Wenn am 1. Oktober der Tag des Kaffees gefeiert wird, steht nicht nur eines der beliebtesten Getränke Österreichs im Mittelpunkt. Der Aktionstag lenkt den Blick auch auf jene Betriebe, in denen aus Bohnen, Wasser und handwerklichem Können ein besonderer Genussmoment entsteht.

Welche Erwartungen Gäste heute an Kaffee haben, zeigt der neue Kaffeereport von Marketagent. Die gemeinsam mit Kanzi Kaffee erstellte Studie liefert zugleich Anhaltspunkte dafür, wie Bäckereien, Konditoreien, Kaffeehäuser und andere gastronomische Betriebe ihr Angebot weiterentwickeln können.

Kaffeekonsum in Österreich: Fast die Hälfte trinkt mehrmals täglich

Kaffee ist fest in den täglichen Routinen der österreichischen Bevölkerung verankert. 69,6 Prozent der Befragten trinken ihn mindestens einmal am Tag. 47,8 Prozent greifen sogar mehrmals täglich zur Tasse. Lediglich 10,9 Prozent verzichten vollständig auf Kaffee.
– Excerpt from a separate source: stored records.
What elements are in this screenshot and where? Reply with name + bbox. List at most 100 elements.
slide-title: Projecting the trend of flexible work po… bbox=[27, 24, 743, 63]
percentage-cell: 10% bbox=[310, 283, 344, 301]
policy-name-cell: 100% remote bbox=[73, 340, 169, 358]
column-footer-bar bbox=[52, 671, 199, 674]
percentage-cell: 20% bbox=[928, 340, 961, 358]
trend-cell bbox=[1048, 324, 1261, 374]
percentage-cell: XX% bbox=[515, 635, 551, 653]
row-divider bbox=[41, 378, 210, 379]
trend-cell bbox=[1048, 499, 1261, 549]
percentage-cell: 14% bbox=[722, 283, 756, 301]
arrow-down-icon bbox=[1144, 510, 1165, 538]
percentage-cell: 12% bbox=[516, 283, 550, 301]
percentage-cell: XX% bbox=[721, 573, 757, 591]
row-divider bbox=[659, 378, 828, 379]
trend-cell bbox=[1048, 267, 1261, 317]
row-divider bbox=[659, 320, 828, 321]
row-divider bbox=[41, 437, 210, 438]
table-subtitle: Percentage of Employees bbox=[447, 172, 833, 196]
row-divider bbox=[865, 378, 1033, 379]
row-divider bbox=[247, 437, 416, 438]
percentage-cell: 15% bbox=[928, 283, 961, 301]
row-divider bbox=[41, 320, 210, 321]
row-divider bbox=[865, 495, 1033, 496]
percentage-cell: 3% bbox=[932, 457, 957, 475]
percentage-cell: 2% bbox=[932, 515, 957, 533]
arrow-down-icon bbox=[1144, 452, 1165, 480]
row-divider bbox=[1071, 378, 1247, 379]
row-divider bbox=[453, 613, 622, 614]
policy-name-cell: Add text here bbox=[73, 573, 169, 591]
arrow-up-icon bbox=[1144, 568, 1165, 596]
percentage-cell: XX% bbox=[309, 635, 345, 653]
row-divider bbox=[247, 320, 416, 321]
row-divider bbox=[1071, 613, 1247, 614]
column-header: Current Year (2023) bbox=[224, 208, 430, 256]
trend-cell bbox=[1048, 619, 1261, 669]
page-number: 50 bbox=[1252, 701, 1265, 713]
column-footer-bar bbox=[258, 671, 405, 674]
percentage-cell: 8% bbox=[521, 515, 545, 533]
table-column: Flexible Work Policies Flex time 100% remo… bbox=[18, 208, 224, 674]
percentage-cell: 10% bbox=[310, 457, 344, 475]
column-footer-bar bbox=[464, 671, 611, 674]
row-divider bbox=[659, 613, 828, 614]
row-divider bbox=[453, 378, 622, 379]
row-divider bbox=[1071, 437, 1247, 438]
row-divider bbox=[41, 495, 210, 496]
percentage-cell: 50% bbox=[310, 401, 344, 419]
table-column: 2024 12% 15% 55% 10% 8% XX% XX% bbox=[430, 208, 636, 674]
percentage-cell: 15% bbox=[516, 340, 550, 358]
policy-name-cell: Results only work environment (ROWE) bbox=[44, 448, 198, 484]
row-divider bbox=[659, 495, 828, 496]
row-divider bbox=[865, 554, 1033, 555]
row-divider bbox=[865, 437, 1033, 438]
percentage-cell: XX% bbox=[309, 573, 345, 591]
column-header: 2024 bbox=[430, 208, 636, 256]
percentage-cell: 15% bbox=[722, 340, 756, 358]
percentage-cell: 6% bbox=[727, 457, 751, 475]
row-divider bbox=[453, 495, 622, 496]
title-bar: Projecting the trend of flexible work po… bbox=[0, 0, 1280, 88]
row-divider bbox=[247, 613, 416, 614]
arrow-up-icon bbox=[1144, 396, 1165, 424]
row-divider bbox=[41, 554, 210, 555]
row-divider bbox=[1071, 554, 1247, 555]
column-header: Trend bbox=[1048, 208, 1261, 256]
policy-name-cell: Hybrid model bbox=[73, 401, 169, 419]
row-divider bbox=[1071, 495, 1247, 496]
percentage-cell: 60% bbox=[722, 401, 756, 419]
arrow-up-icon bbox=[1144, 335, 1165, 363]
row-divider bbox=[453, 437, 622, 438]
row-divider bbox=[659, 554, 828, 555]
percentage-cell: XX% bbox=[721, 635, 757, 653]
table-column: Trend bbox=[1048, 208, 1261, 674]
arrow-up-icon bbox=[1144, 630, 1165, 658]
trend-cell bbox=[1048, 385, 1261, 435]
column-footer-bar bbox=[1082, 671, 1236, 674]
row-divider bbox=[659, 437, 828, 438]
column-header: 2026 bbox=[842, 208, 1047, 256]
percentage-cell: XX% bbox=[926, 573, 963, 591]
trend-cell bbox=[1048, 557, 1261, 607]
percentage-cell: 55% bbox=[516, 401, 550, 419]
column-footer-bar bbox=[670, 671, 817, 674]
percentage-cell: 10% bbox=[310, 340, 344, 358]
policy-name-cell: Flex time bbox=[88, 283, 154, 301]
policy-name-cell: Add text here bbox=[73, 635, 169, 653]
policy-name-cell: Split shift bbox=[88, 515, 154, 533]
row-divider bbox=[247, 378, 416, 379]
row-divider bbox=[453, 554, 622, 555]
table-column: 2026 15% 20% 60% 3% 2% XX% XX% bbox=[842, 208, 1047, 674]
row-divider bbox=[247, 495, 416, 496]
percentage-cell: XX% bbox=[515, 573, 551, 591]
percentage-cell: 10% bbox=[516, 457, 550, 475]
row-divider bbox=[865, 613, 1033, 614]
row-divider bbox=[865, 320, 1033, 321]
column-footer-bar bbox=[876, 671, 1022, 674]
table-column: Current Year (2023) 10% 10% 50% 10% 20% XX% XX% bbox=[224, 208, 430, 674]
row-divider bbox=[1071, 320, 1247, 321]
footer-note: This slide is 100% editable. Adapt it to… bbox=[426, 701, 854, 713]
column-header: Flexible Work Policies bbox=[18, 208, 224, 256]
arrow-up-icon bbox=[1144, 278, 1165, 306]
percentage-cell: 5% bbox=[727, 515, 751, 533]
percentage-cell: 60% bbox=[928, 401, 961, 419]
Unter den 891 Befragten, die zumindest gelegentlich Kaffee trinken, bezeichnen sich 78,7 Prozent als Kaffeeliebhaber:innen. Wie eng das Getränk mit dem persönlichen Tagesablauf verbunden ist, zeigt auch die Frage nach einem möglichen Verzicht: 62,8 Prozent würde es sehr oder eher schwerfallen, ohne Kaffee auszukommen.

Genuss ist wichtiger als die Wirkung von Koffein

Die wichtigste Erkenntnis für Betriebe betrifft das Konsummotiv. Kaffee wird in Österreich keineswegs nur getrunken, um wach zu werden. Für 62,1 Prozent der Kaffeetrinker:innen stehen Geschmack und Genuss an erster Stelle.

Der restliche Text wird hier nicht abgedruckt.